China is on track to bring over 1M visitors a year to NYC by 2018. As the fastest-growing international market, what can Broadway learn from other industries about reaching out to these travelers before they’re in-market?
Taking a quick look at soccer (sorry, “football”): the NYC FC just launched a new Chinese-language website and created a presence on the social media platform Weibo in conjunction with the Chinese New Year in early February. The president of NYC FC acknowledged in a press release that “we are seeing ‘soccer tourism’ increase tremendously.” After creating an online presence in Spanish, capturing the third-largest market into NYC became the team’s next focus.
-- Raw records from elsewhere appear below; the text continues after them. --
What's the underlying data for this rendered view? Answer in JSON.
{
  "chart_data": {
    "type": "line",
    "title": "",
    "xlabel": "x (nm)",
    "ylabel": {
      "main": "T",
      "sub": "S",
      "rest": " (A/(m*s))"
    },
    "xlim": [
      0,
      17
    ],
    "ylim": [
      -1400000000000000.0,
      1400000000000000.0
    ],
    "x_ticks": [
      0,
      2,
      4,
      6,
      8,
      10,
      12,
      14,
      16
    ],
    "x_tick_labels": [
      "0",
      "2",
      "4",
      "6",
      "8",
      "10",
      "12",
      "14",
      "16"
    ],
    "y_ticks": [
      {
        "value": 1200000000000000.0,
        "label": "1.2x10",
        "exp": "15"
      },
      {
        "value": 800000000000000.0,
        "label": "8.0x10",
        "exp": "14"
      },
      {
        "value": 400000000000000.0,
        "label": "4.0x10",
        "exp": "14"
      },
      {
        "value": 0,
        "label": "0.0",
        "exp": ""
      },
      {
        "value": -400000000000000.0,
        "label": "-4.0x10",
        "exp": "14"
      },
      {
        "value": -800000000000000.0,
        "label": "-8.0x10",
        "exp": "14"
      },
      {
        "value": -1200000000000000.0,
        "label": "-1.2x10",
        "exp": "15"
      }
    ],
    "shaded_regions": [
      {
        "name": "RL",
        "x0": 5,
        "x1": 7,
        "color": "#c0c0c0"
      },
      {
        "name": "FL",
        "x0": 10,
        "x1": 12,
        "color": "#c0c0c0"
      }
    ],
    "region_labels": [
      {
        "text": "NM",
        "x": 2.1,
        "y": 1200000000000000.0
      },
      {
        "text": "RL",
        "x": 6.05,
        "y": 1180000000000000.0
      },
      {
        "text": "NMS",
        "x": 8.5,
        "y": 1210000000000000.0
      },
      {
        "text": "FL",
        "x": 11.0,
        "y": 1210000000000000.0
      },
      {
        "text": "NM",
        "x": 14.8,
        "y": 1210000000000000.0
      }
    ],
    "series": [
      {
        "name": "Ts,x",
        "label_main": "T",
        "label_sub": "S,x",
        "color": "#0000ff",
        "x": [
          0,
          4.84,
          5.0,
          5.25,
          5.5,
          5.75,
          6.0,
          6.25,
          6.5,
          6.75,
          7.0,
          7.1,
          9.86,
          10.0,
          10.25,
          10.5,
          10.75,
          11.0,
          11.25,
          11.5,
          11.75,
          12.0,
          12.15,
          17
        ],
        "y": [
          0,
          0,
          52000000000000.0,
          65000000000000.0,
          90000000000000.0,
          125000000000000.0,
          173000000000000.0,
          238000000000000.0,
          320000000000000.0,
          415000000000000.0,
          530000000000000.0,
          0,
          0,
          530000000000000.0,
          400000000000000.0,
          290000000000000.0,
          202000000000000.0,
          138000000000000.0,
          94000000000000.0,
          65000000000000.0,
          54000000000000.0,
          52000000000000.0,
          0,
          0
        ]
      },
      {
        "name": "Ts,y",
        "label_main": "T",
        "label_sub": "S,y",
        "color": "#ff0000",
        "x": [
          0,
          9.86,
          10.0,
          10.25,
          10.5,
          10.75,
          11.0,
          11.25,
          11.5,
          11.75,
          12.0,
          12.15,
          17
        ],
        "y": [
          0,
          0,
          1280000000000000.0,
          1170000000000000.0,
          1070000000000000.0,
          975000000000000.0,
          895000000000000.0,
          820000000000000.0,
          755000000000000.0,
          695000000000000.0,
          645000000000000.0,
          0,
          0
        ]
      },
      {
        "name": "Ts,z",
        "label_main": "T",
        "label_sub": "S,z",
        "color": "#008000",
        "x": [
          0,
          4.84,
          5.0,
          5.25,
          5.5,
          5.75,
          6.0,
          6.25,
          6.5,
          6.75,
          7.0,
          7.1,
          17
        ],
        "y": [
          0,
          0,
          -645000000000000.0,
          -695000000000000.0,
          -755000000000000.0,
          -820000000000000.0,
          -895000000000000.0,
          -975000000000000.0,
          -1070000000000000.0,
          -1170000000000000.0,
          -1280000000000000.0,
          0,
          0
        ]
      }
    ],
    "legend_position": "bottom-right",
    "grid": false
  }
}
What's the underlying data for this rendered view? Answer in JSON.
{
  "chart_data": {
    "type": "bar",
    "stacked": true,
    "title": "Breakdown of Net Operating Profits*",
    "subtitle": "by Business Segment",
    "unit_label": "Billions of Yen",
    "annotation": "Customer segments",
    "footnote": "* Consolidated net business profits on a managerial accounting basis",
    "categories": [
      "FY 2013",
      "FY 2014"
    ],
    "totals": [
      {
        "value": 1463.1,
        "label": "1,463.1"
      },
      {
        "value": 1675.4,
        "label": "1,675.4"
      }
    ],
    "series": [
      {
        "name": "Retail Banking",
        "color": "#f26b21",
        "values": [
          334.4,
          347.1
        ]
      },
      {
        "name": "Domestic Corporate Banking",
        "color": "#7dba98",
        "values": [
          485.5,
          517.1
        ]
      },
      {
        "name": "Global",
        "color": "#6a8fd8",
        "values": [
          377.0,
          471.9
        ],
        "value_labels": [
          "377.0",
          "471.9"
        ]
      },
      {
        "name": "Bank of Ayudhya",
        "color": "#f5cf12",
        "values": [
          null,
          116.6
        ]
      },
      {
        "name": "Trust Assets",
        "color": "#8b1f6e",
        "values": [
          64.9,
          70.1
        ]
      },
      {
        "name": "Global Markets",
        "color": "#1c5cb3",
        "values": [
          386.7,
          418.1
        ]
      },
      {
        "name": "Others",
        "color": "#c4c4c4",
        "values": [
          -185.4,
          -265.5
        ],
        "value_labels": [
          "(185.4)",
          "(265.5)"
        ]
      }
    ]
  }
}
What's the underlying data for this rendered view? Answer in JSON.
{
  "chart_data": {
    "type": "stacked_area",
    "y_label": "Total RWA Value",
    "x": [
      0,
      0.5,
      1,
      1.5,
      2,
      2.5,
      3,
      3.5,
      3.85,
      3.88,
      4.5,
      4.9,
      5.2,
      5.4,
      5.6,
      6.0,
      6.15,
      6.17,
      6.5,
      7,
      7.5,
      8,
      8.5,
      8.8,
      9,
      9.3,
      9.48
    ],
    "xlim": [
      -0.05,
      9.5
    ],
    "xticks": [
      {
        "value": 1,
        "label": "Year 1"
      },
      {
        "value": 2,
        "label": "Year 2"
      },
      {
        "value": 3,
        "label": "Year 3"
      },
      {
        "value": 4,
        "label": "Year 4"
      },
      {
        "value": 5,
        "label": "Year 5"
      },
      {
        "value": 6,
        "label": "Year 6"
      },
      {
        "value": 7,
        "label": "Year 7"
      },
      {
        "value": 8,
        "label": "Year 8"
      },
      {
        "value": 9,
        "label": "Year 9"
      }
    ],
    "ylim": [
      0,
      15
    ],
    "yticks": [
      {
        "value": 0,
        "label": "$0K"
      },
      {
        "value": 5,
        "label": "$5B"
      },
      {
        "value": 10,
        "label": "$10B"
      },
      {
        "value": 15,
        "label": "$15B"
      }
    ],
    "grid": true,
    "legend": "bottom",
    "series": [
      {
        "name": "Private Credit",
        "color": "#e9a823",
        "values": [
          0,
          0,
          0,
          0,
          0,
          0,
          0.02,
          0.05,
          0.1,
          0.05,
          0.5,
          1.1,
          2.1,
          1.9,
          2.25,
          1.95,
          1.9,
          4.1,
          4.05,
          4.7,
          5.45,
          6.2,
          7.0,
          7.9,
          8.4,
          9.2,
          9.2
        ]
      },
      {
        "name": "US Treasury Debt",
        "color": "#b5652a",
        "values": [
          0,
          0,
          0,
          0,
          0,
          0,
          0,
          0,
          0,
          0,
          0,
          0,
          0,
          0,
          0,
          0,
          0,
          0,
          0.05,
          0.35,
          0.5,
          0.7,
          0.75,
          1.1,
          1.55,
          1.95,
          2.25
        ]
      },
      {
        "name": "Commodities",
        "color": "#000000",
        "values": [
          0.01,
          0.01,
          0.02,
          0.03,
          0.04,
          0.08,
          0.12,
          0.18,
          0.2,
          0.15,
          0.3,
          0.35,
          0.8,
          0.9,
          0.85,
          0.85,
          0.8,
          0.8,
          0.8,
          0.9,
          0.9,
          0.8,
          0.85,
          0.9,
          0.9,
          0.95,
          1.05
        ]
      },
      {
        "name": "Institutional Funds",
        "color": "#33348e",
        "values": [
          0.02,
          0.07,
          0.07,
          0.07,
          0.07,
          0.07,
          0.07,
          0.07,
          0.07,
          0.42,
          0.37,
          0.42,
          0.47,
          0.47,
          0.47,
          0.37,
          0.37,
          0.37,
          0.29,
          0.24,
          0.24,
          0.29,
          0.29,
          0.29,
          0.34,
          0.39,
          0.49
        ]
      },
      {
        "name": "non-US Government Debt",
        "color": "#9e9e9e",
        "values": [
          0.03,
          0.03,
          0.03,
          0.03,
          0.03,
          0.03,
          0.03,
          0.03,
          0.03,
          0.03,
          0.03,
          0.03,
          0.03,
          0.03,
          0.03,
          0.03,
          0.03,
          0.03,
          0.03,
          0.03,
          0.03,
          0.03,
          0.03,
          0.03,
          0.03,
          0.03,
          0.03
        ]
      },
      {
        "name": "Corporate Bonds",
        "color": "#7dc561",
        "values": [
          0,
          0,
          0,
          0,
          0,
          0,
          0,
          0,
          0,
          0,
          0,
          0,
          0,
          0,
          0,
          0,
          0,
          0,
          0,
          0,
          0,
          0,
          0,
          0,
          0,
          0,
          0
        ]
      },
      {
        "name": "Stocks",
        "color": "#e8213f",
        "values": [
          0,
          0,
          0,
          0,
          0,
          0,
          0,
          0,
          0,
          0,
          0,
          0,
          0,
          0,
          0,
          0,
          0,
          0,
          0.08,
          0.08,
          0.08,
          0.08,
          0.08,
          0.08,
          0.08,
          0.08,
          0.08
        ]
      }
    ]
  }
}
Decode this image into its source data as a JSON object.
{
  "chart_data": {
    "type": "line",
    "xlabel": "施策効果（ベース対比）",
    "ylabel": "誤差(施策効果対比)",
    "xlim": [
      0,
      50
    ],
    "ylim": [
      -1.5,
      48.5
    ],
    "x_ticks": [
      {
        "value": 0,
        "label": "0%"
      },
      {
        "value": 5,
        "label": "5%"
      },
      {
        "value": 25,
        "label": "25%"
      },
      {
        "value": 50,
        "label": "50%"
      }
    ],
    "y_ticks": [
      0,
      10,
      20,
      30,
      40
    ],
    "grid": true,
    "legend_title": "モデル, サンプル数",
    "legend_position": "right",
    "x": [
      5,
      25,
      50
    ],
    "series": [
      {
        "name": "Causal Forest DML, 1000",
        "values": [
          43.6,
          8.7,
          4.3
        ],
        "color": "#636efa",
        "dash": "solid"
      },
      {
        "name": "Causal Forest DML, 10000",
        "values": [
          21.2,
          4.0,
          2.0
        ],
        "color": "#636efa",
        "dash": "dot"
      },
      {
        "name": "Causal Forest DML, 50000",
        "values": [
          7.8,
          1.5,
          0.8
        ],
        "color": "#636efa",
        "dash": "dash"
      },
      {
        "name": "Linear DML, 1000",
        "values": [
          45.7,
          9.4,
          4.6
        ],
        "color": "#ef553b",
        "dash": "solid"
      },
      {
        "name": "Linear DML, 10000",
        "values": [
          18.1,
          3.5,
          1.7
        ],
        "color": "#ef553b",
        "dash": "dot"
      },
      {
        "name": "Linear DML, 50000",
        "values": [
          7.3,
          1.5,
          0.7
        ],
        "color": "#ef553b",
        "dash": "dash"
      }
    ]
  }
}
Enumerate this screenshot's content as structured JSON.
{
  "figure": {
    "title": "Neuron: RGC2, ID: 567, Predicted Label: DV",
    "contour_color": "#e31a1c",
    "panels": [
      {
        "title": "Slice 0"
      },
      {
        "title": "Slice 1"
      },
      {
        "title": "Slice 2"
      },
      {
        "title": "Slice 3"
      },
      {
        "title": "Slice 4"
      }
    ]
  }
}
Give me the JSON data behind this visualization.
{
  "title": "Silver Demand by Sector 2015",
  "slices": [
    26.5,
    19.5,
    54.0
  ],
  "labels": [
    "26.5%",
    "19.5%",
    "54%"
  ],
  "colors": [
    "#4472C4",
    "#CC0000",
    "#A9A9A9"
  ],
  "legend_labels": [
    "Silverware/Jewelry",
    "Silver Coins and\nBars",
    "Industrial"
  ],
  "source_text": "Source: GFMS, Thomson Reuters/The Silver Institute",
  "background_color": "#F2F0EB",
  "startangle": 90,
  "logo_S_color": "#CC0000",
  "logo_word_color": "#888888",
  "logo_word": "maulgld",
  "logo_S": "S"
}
How is this outreach happening with other entertainment brands? The New York Yankees have had a partnership with the Chinese Baseball Association since 2007, allowing the Yankees to increase their brand recognition in China and to send scouts and coaches to help the CBA train their teams. They’re taking a page from basketball, which learned that recruiting players from China can lead to profits from merchandising, broadcast rights and ticket sales to visitors from China.
And in the cultural market, museums are establishing a presence on Weibo, mounting exhibitions in China, conducting sales calls in China as part of their standard tourism outreach and offering apps and audio guides in both Mandarin and simplified Chinese.
As Broadway fights for its share of the Chinese tourist market, we should take a look at related industries to identify best practices to use for our own outreach.